うちにもガキがいるんですけどね、なんか喜ばそうと思って土産を買うけどちっとも喜んじゃくれねえんですよ。まあ、こりゃどうしようもないことかもしれねえですねぇ」
(しみじみと言う)
●「そういえば御隠居は何て言う名字なんですか?この戦いが終わったら、真っ先に屋敷の修理に伺いやすぜ?」
(耳をすまして、聞く)
●「天徳寺?へぇ、ごたいそうなお名前ですね。まるでお寺みてえだ。そいえばうちの殿様も大友から名前を変えたって…」
(何かに気がついたように口を覆う。驚いた表情のまま「殿ー!」「大殿ー!!」という叫びを二役でする)

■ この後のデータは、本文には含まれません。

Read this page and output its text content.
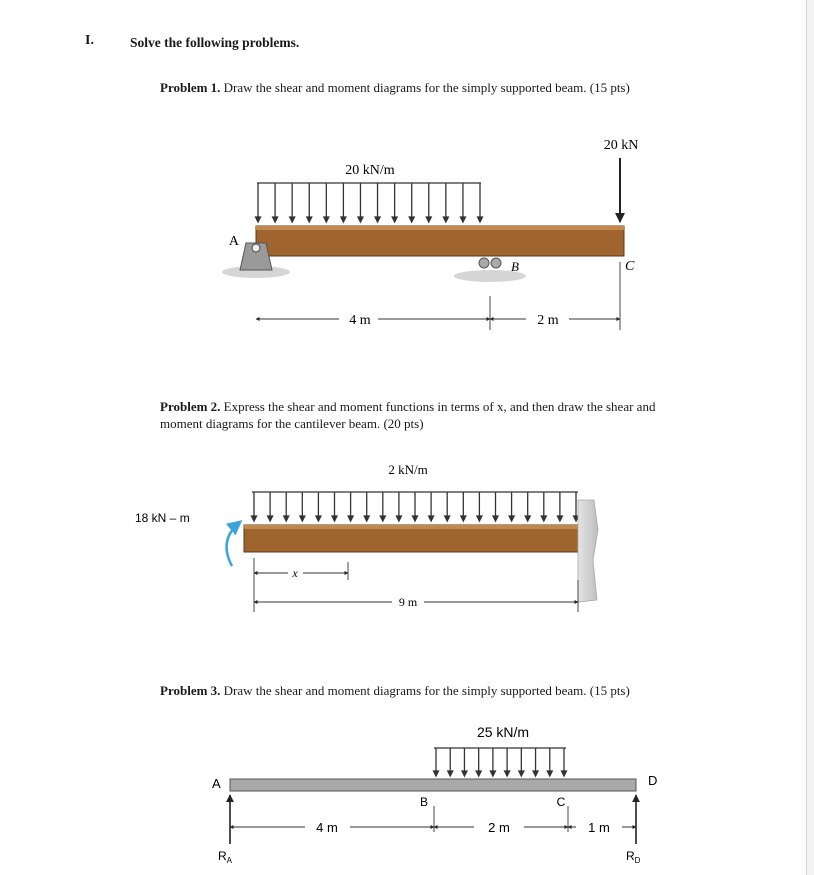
I.	Solve the following problems.
Problem 1. Draw the shear and moment diagrams for the simply supported beam. (15 pts)
Problem 2. Express the shear and moment functions in terms of x, and then draw the shear and
moment diagrams for the cantilever beam. (20 pts)
Problem 3. Draw the shear and moment diagrams for the simply supported beam. (15 pts)
20 kN/m
20 kN
A
B	C
4 m	2 m
2 kN/m
18 kN – m
x
9 m
25 kN/m
A	D
B	C
$R_A$	$R_D$
4 m	2 m	1 m
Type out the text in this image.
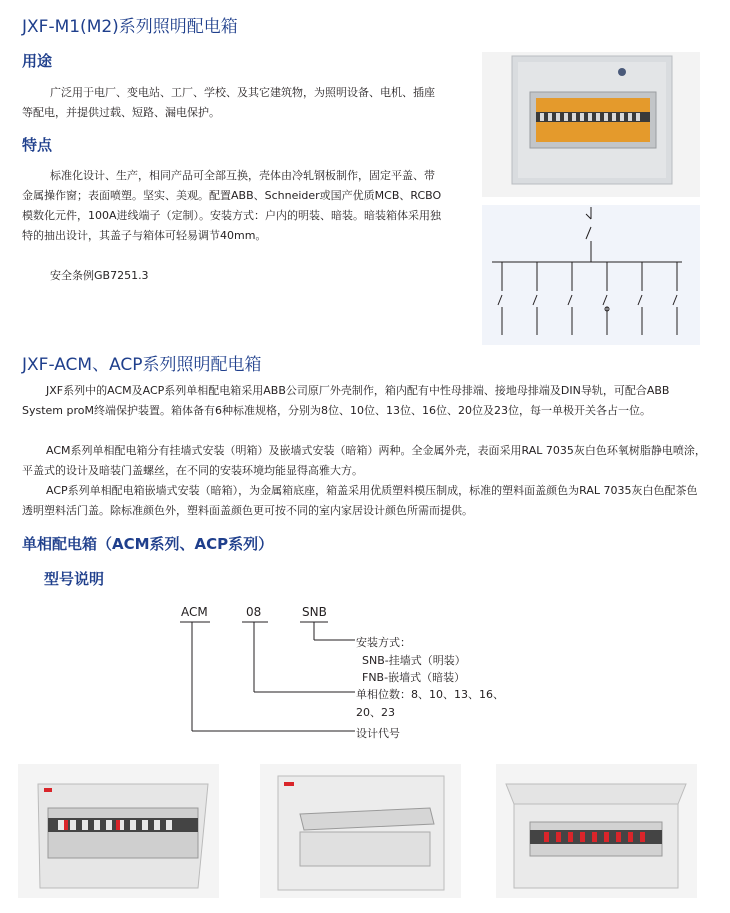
JXF-M1(M2)系列照明配电箱
用途
广泛用于电厂、变电站、工厂、学校、及其它建筑物，为照明设备、电机、插座等配电，并提供过载、短路、漏电保护。
特点
标准化设计、生产，相同产品可全部互换，壳体由冷轧钢板制作，固定平盖、带金属操作窗；表面喷塑。坚实、美观。配置ABB、Schneider或国产优质MCB、RCBO模数化元件，100A进线端子（定制）。安装方式：户内的明装、暗装。暗装箱体采用独特的抽出设计，其盖子与箱体可轻易调节40mm。
安全条例GB7251.3
JXF-ACM、ACP系列照明配电箱
JXF系列中的ACM及ACP系列单相配电箱采用ABB公司原厂外壳制作，箱内配有中性母排端、接地母排端及DIN导轨，可配合ABB System proM终端保护装置。箱体备有6种标准规格，分别为8位、10位、13位、16位、20位及23位，每一单极开关各占一位。
ACM系列单相配电箱分有挂墙式安装（明箱）及嵌墙式安装（暗箱）两种。全金属外壳，表面采用RAL 7035灰白色环氧树脂静电喷涂，平盖式的设计及暗装门盖螺丝，在不同的安装环境均能显得高雅大方。
ACP系列单相配电箱嵌墙式安装（暗箱），为金属箱底座，箱盖采用优质塑料模压制成，标准的塑料面盖颜色为RAL 7035灰白色配茶色透明塑料活门盖。除标准颜色外，塑料面盖颜色更可按不同的室内家居设计颜色所需而提供。
单相配电箱（ACM系列、ACP系列）
型号说明
ACM	08	SNB
安装方式：
SNB-挂墙式（明装）
FNB-嵌墙式（暗装）
单相位数：8、10、13、16、
20、23
设计代号
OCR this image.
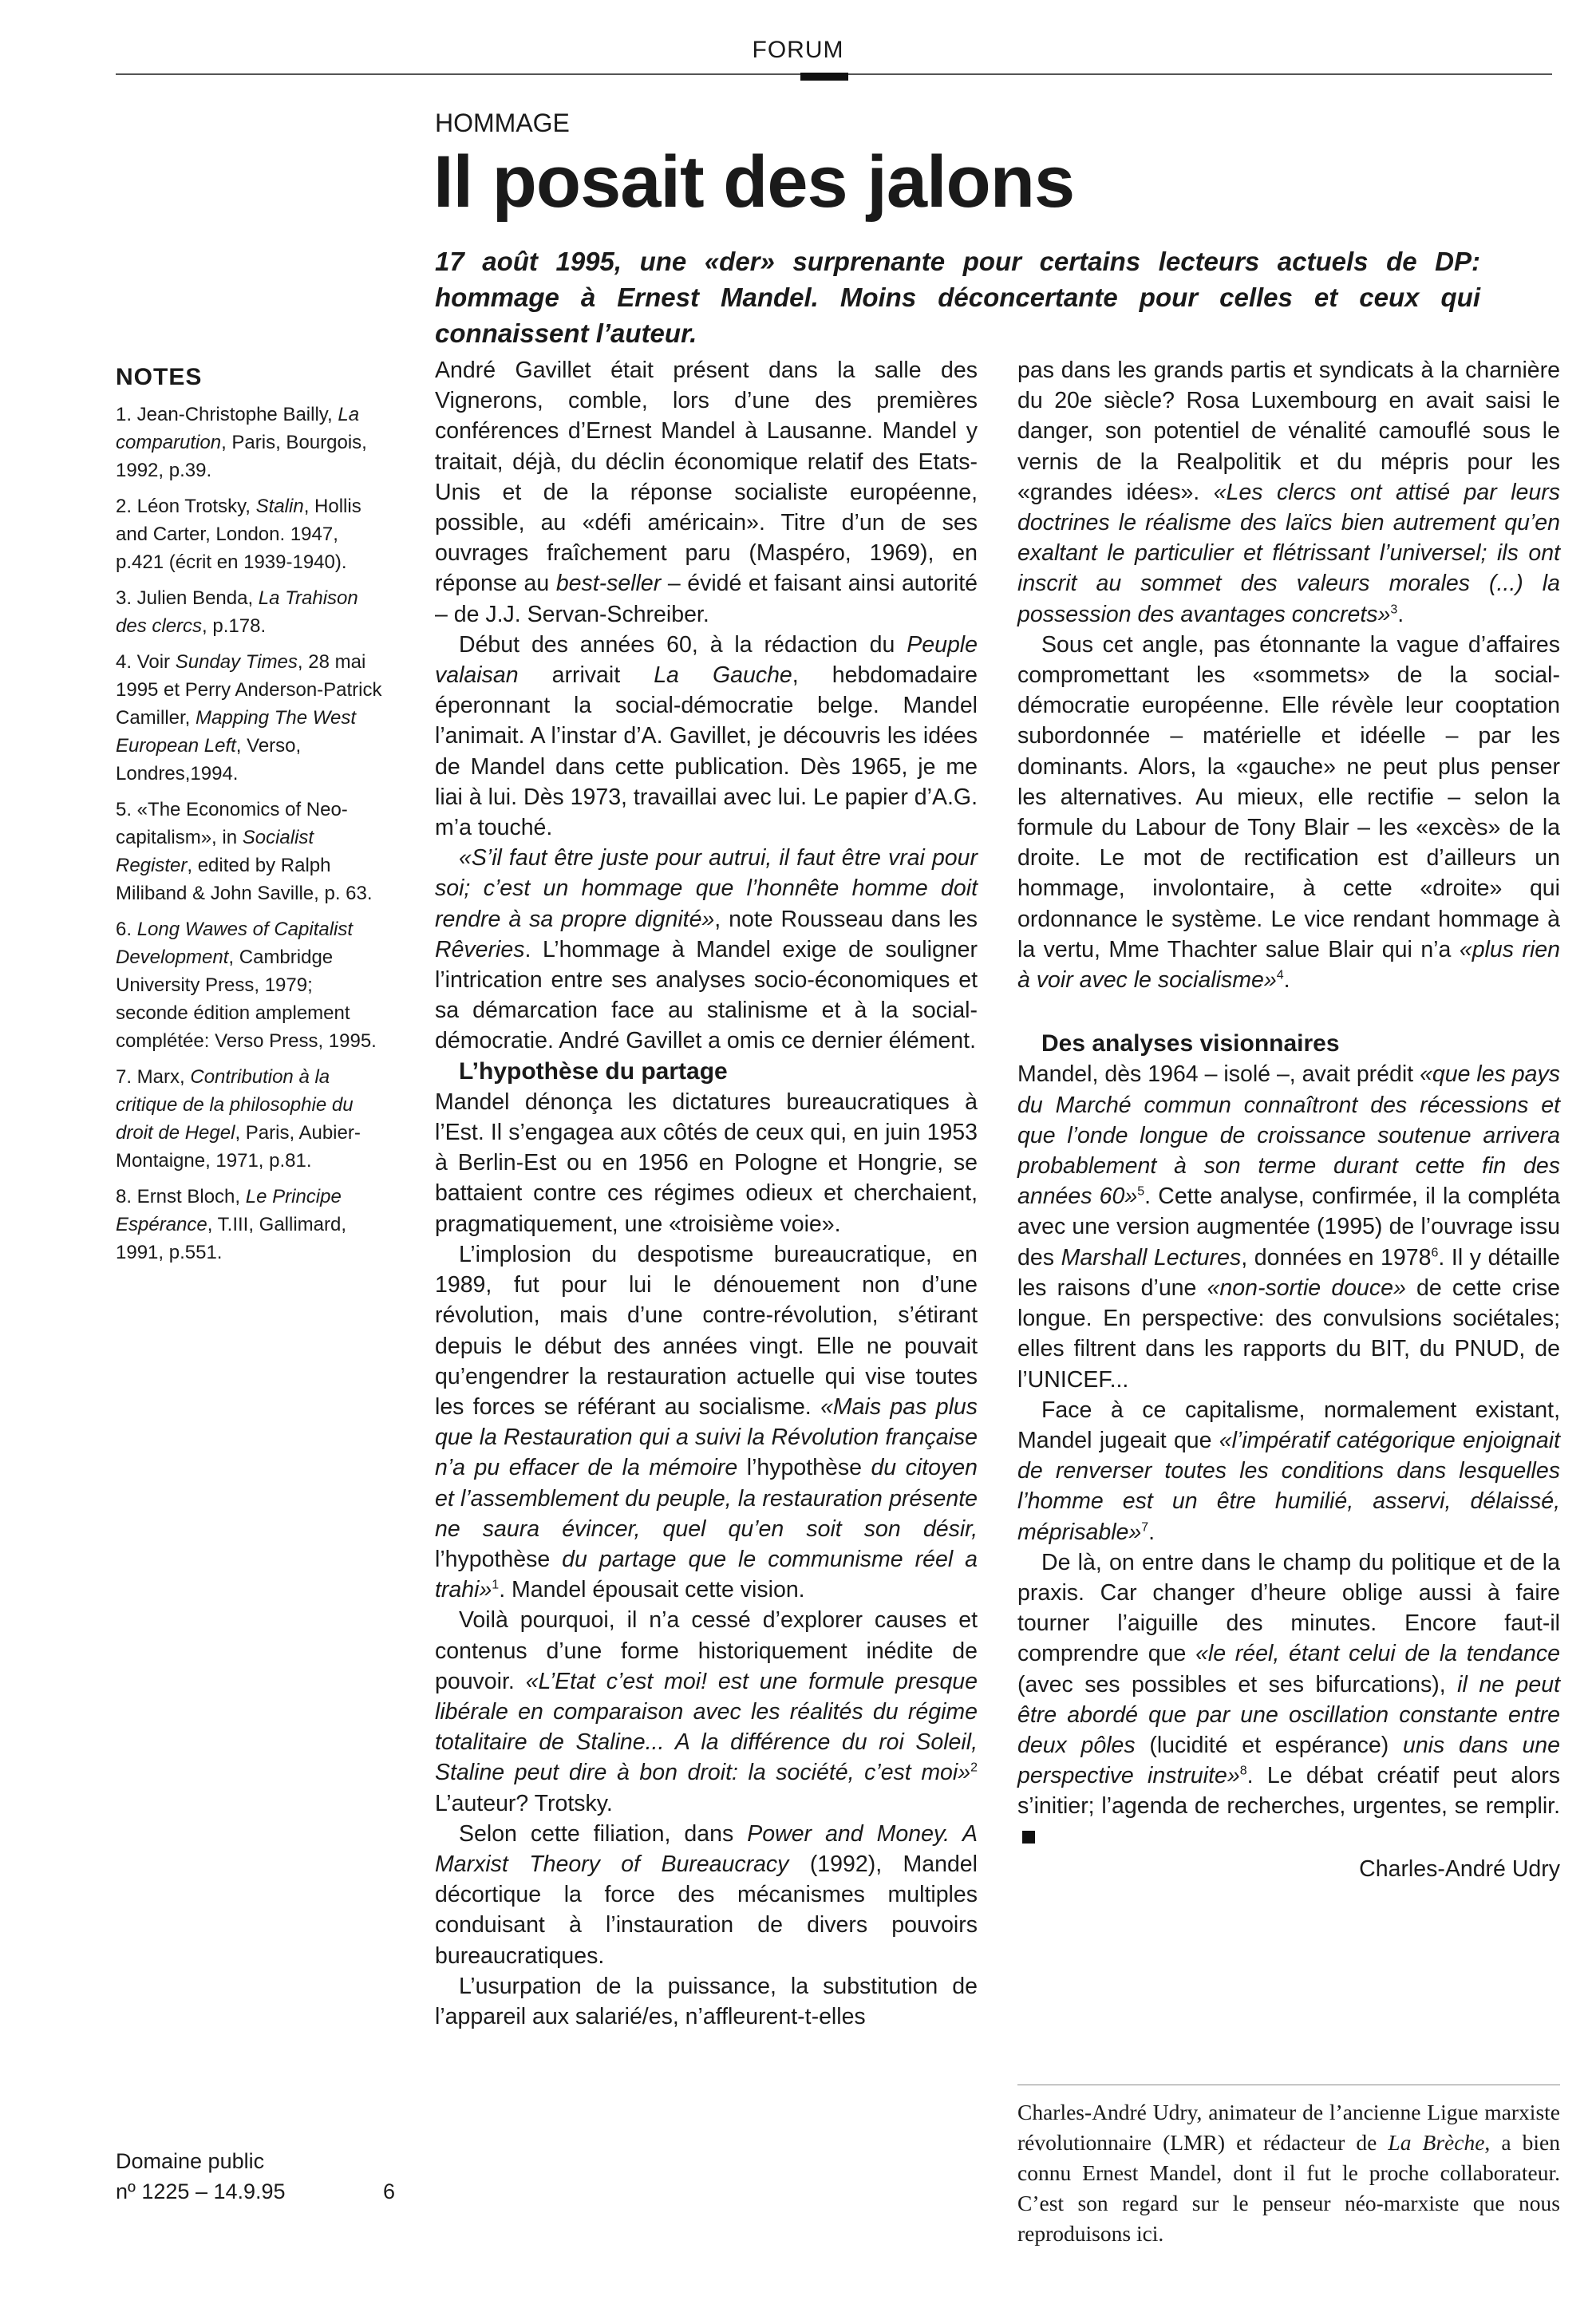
FORUM
HOMMAGE
Il posait des jalons
17 août 1995, une «der» surprenante pour certains lecteurs actuels de DP: hommage à Ernest Mandel. Moins déconcertante pour celles et ceux qui connaissent l’auteur.
NOTES
1. Jean-Christophe Bailly, La comparution, Paris, Bourgois, 1992, p.39.
2. Léon Trotsky, Stalin, Hollis and Carter, London. 1947, p.421 (écrit en 1939-1940).
3. Julien Benda, La Trahison des clercs, p.178.
4. Voir Sunday Times, 28 mai 1995 et Perry Anderson-Patrick Camiller, Mapping The West European Left, Verso, Londres,1994.
5. «The Economics of Neo-capitalism», in Socialist Register, edited by Ralph Miliband & John Saville, p. 63.
6. Long Wawes of Capitalist Development, Cambridge University Press, 1979; seconde édition amplement complétée: Verso Press, 1995.
7. Marx, Contribution à la critique de la philosophie du droit de Hegel, Paris, Aubier-Montaigne, 1971, p.81.
8. Ernst Bloch, Le Principe Espérance, T.III, Gallimard, 1991, p.551.
Domaine public
nº 1225 – 14.9.95	6

André Gavillet était présent dans la salle des Vignerons, comble, lors d’une des premières conférences d’Ernest Mandel à Lausanne. Mandel y traitait, déjà, du déclin économique relatif des Etats-Unis et de la réponse socialiste européenne, possible, au «défi américain». Titre d’un de ses ouvrages fraîchement paru (Maspéro, 1969), en réponse au best-seller – évidé et faisant ainsi autorité – de J.J. Servan-Schreiber.

Début des années 60, à la rédaction du Peuple valaisan arrivait La Gauche, hebdomadaire éperonnant la social-démocratie belge. Mandel l’animait. A l’instar d’A. Gavillet, je découvris les idées de Mandel dans cette publication. Dès 1965, je me liai à lui. Dès 1973, travaillai avec lui. Le papier d’A.G. m’a touché.

«S’il faut être juste pour autrui, il faut être vrai pour soi; c’est un hommage que l’honnête homme doit rendre à sa propre dignité», note Rousseau dans les Rêveries. L’hommage à Mandel exige de souligner l’intrication entre ses analyses socio-économiques et sa démarcation face au stalinisme et à la social-démocratie. André Gavillet a omis ce dernier élément.

L’hypothèse du partage

Mandel dénonça les dictatures bureaucratiques à l’Est. Il s’engagea aux côtés de ceux qui, en juin 1953 à Berlin-Est ou en 1956 en Pologne et Hongrie, se battaient contre ces régimes odieux et cherchaient, pragmatiquement, une «troisième voie».

L’implosion du despotisme bureaucratique, en 1989, fut pour lui le dénouement non d’une révolution, mais d’une contre-révolution, s’étirant depuis le début des années vingt. Elle ne pouvait qu’engendrer la restauration actuelle qui vise toutes les forces se référant au socialisme. «Mais pas plus que la Restauration qui a suivi la Révolution française n’a pu effacer de la mémoire l’hypothèse du citoyen et l’assemblement du peuple, la restauration présente ne saura évincer, quel qu’en soit son désir, l’hypothèse du partage que le communisme réel a trahi»$^1$. Mandel épousait cette vision.

Voilà pourquoi, il n’a cessé d’explorer causes et contenus d’une forme historiquement inédite de pouvoir. «L’Etat c’est moi! est une formule presque libérale en comparaison avec les réalités du régime totalitaire de Staline... A la différence du roi Soleil, Staline peut dire à bon droit: la société, c’est moi»$^2$ L’auteur? Trotsky.

Selon cette filiation, dans Power and Money. A Marxist Theory of Bureaucracy (1992), Mandel décortique la force des mécanismes multiples conduisant à l’instauration de divers pouvoirs bureaucratiques.

L’usurpation de la puissance, la substitution de l’appareil aux salarié/es, n’affleurent-t-elles

pas dans les grands partis et syndicats à la charnière du 20e siècle? Rosa Luxembourg en avait saisi le danger, son potentiel de vénalité camouflé sous le vernis de la Realpolitik et du mépris pour les «grandes idées». «Les clercs ont attisé par leurs doctrines le réalisme des laïcs bien autrement qu’en exaltant le particulier et flétrissant l’universel; ils ont inscrit au sommet des valeurs morales (...) la possession des avantages concrets»$^3$.

Sous cet angle, pas étonnante la vague d’affaires compromettant les «sommets» de la social-démocratie européenne. Elle révèle leur cooptation subordonnée – matérielle et idéelle – par les dominants. Alors, la «gauche» ne peut plus penser les alternatives. Au mieux, elle rectifie – selon la formule du Labour de Tony Blair – les «excès» de la droite. Le mot de rectification est d’ailleurs un hommage, involontaire, à cette «droite» qui ordonnance le système. Le vice rendant hommage à la vertu, Mme Thachter salue Blair qui n’a «plus rien à voir avec le socialisme»$^4$.

Des analyses visionnaires

Mandel, dès 1964 – isolé –, avait prédit «que les pays du Marché commun connaîtront des récessions et que l’onde longue de croissance soutenue arrivera probablement à son terme durant cette fin des années 60»$^5$. Cette analyse, confirmée, il la compléta avec une version augmentée (1995) de l’ouvrage issu des Marshall Lectures, données en 1978$^6$. Il y détaille les raisons d’une «non-sortie douce» de cette crise longue. En perspective: des convulsions sociétales; elles filtrent dans les rapports du BIT, du PNUD, de l’UNICEF...

Face à ce capitalisme, normalement existant, Mandel jugeait que «l’impératif catégorique enjoignait de renverser toutes les conditions dans lesquelles l’homme est un être humilié, asservi, délaissé, méprisable»$^7$.

De là, on entre dans le champ du politique et de la praxis. Car changer d’heure oblige aussi à faire tourner l’aiguille des minutes. Encore faut-il comprendre que «le réel, étant celui de la tendance (avec ses possibles et ses bifurcations), il ne peut être abordé que par une oscillation constante entre deux pôles (lucidité et espérance) unis dans une perspective instruite»$^8$. Le débat créatif peut alors s’initier; l’agenda de recherches, urgentes, se remplir.

Charles-André Udry

Charles-André Udry, animateur de l’ancienne Ligue marxiste révolutionnaire (LMR) et rédacteur de La Brèche, a bien connu Ernest Mandel, dont il fut le proche collaborateur. C’est son regard sur le penseur néo-marxiste que nous reproduisons ici.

(部下)「おお、ここにおられましたか」と立派な鎧を着た武士が目の前で控えると、目の前の爺さんは「うむ」とうなずくと思い出したように★「ああ、今日の黄飯じゃがな」
★「次はもう少し塩を加えるように言っとこうかの」というと、重々しく立ち上がった。
「皆のものあと少しじゃー」「おおー」と言いながら天徳治宗滴こと大友宗麟と家臣、立ち去る。
後には、頭領一人、腰が抜けて一言。